The first open house is tonight.
“There’s no large presentation, just an opportunity for people to share information and get feedback,” Community Development Manager Katharine Thompson said of the open houses.
The city wants feedback and ideas from property owners in a Core Revitalization Area that runs from the western city limit to the eastern city limit, bordered to the north by Washington Street and to the south by Center Street.
“There’s been a lot of under-investment in that area over the last 25 years,” Thompson said. “We want to know what the community would like that area to look like, and what kind of development the city should be encouraging in that area.”
Open houses will run from 4-7 p.m. in council chambers at Kalispell City Hall and have been scheduled for tonight and Monday and Tuesday.
The Core Revitalization Area covers about 1,100 parcels and more than 400 property owners who should have received a city mailing informing them of the open houses.
As part of the expansion of the West Side Urban Renewal Plan, city planning staff interviewed about 80 property owners.
“We’re opening it up to the greater community,” Planning Director Tom Jentz said.
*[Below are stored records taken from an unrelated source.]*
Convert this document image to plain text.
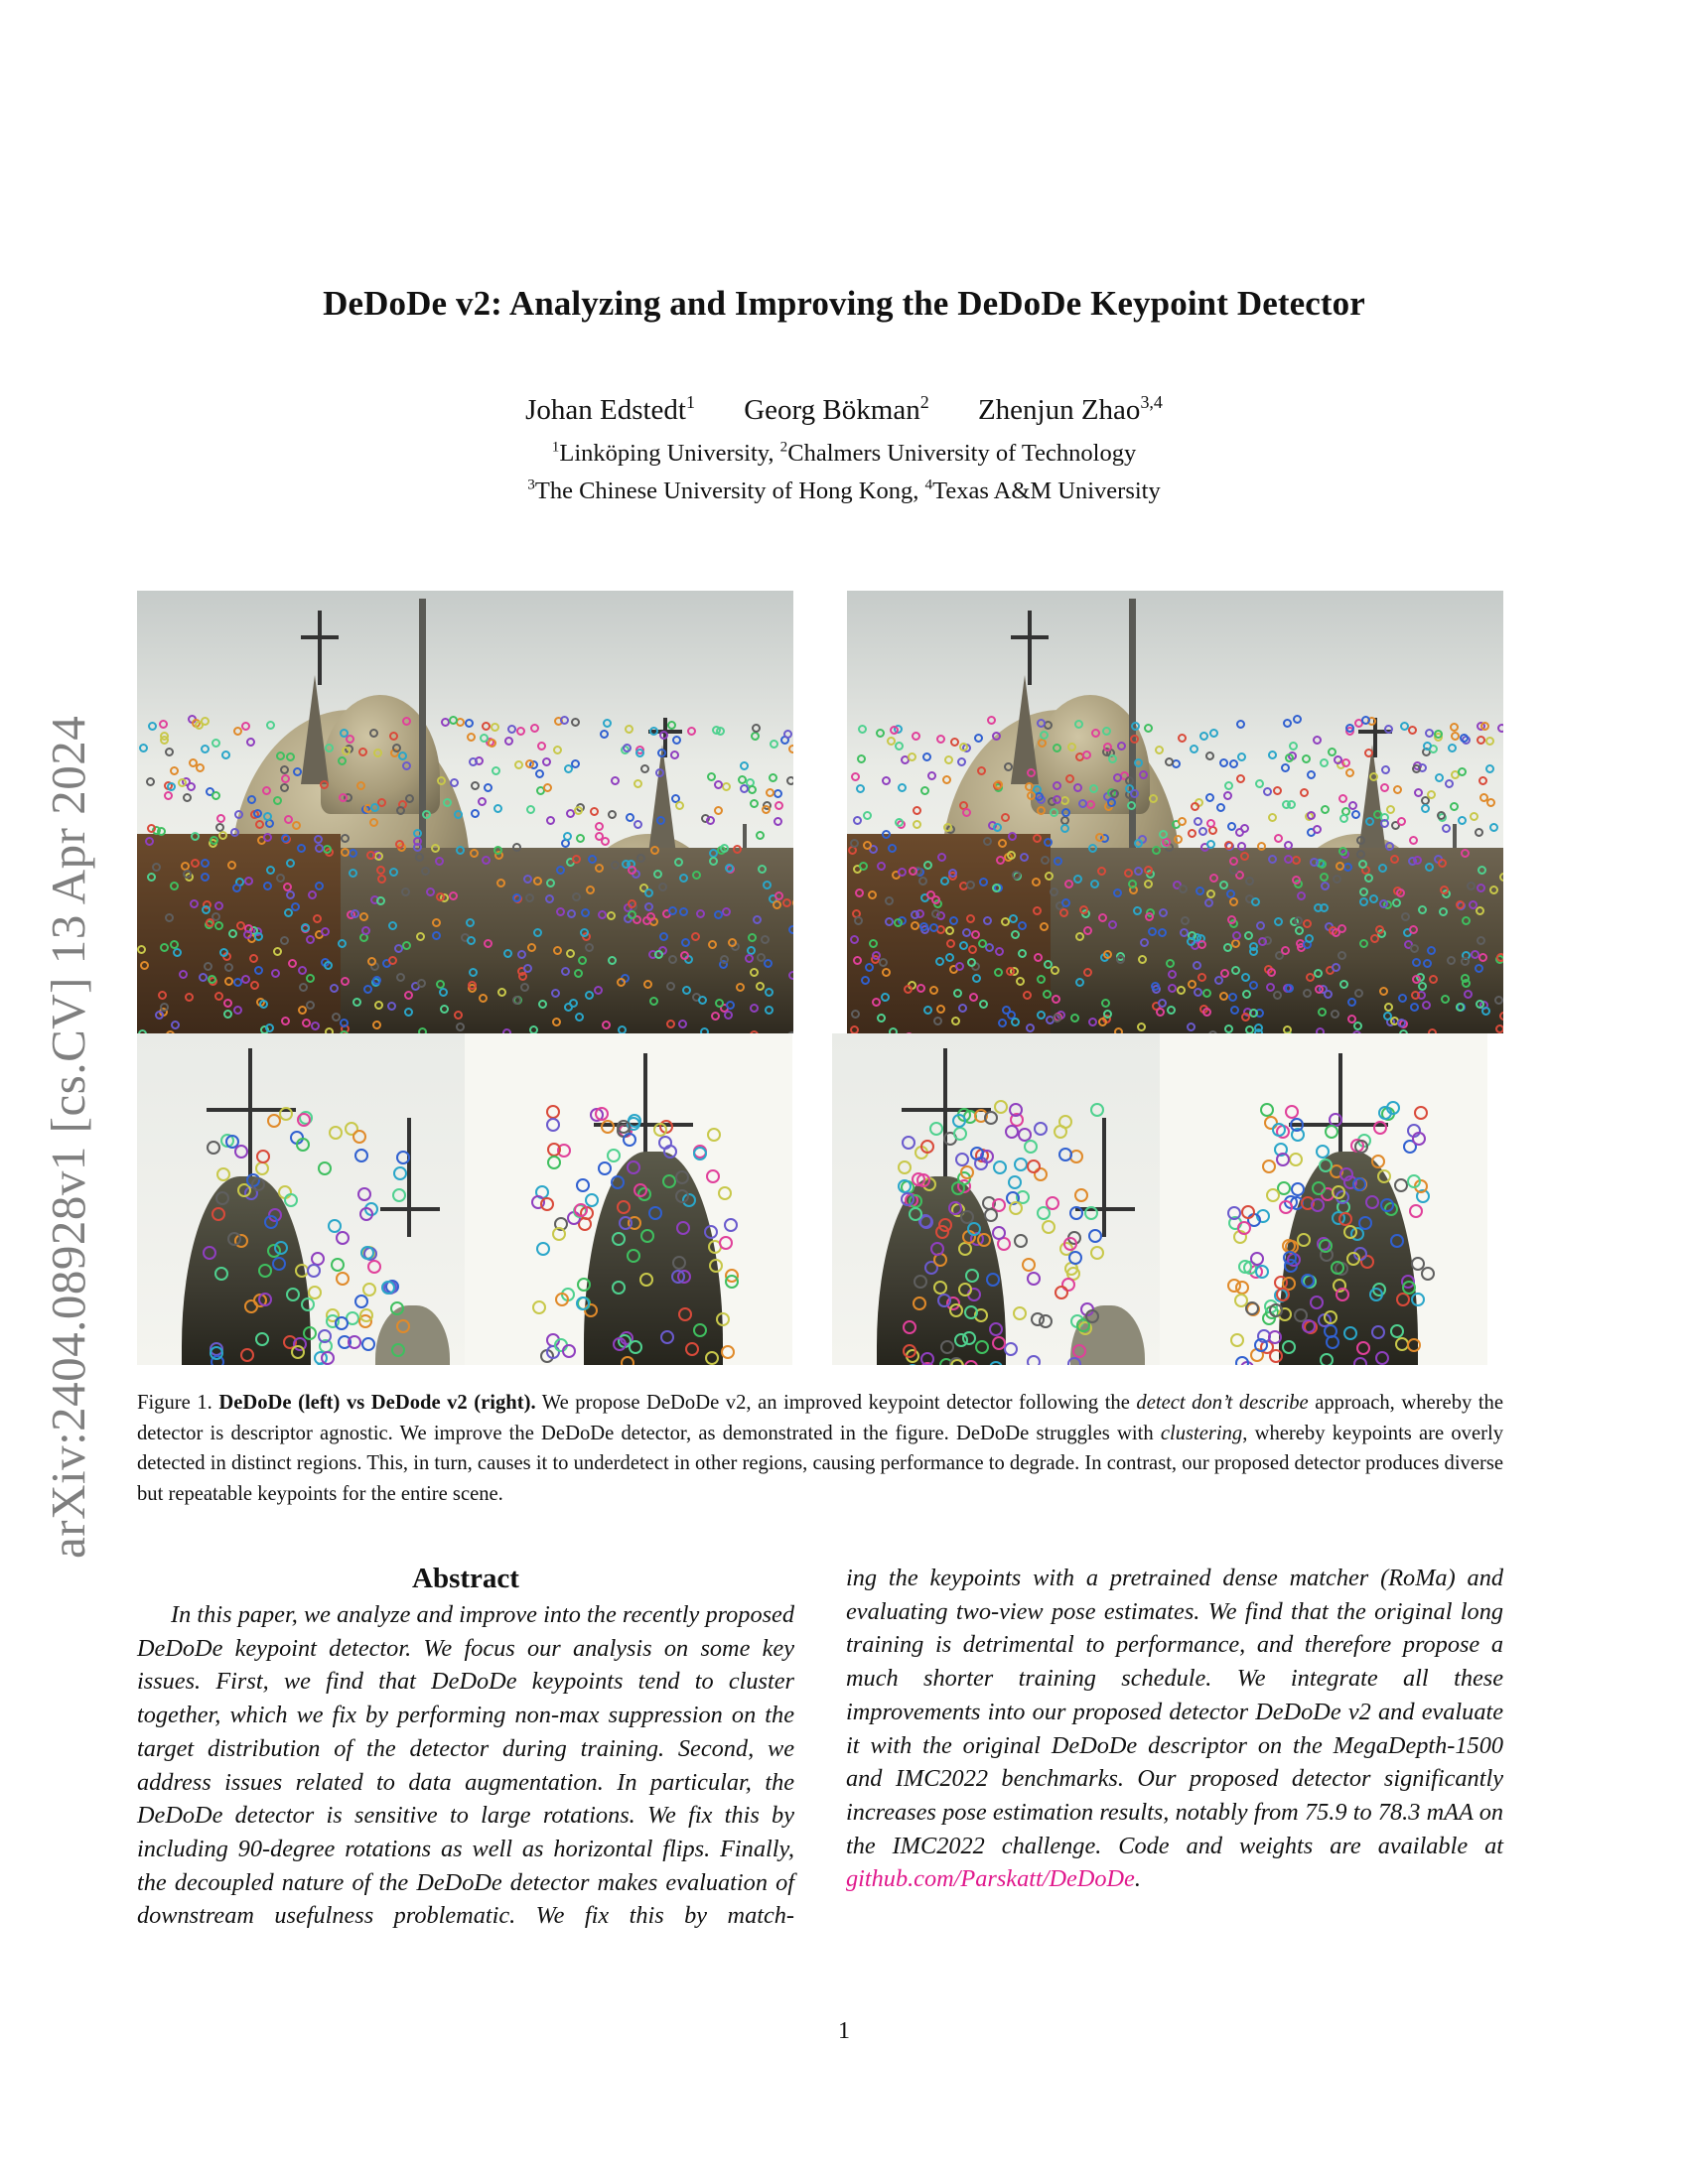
arXiv:2404.08928v1 [cs.CV] 13 Apr 2024
DeDoDe v2: Analyzing and Improving the DeDoDe Keypoint Detector
Johan Edstedt$^1$ Georg Bökman$^2$ Zhenjun Zhao$^{3,4}$
$^1$Linköping University, $^2$Chalmers University of Technology
$^3$The Chinese University of Hong Kong, $^4$Texas A&M University

Figure 1. DeDoDe (left) vs DeDode v2 (right). We propose DeDoDe v2, an improved keypoint detector following the detect don’t describe approach, whereby the detector is descriptor agnostic. We improve the DeDoDe detector, as demonstrated in the figure. DeDoDe struggles with clustering, whereby keypoints are overly detected in distinct regions. This, in turn, causes it to underdetect in other regions, causing performance to degrade. In contrast, our proposed detector produces diverse but repeatable keypoints for the entire scene.

Abstract

In this paper, we analyze and improve into the recently proposed DeDoDe keypoint detector. We focus our analysis on some key issues. First, we find that DeDoDe keypoints tend to cluster together, which we fix by performing non-max suppression on the target distribution of the detector during training. Second, we address issues related to data augmentation. In particular, the DeDoDe detector is sensitive to large rotations. We fix this by including 90-degree rotations as well as horizontal flips. Finally, the decoupled nature of the DeDoDe detector makes evaluation of downstream usefulness problematic. We fix this by match-

ing the keypoints with a pretrained dense matcher (RoMa) and evaluating two-view pose estimates. We find that the original long training is detrimental to performance, and therefore propose a much shorter training schedule. We integrate all these improvements into our proposed detector DeDoDe v2 and evaluate it with the original DeDoDe descriptor on the MegaDepth-1500 and IMC2022 benchmarks. Our proposed detector significantly increases pose estimation results, notably from 75.9 to 78.3 mAA on the IMC2022 challenge. Code and weights are available at github.com/Parskatt/DeDoDe.

1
The renewal plan’s boundary was expanded to include the Flathead County Fairgrounds and a 1.3-mile block of land that runs along the railroad tracks from Seventh Avenue West to the eastern city limit.
The plan identifies more than a dozen instances of blight that city staff found in the expansion area, from a rundown-looking county fairgrounds to spotty sidewalks, old infrastructure and vacant properties.
It also spells out some new goals and programs to improve the area.
Goals include removing the railroad tracks, improving street connectivity in areas split by the tracks, installing new sidewalks, improving the fairgrounds, replacing aging water and sewer lines, cleaning up suspected Brownfield sites and redeveloping nearly 19 acres of vacant lots and buildings.
Following the public feedback, the city plans to hire a consultant to draw up concepts and “start putting some life and color to what solutions could look like,” Jentz said.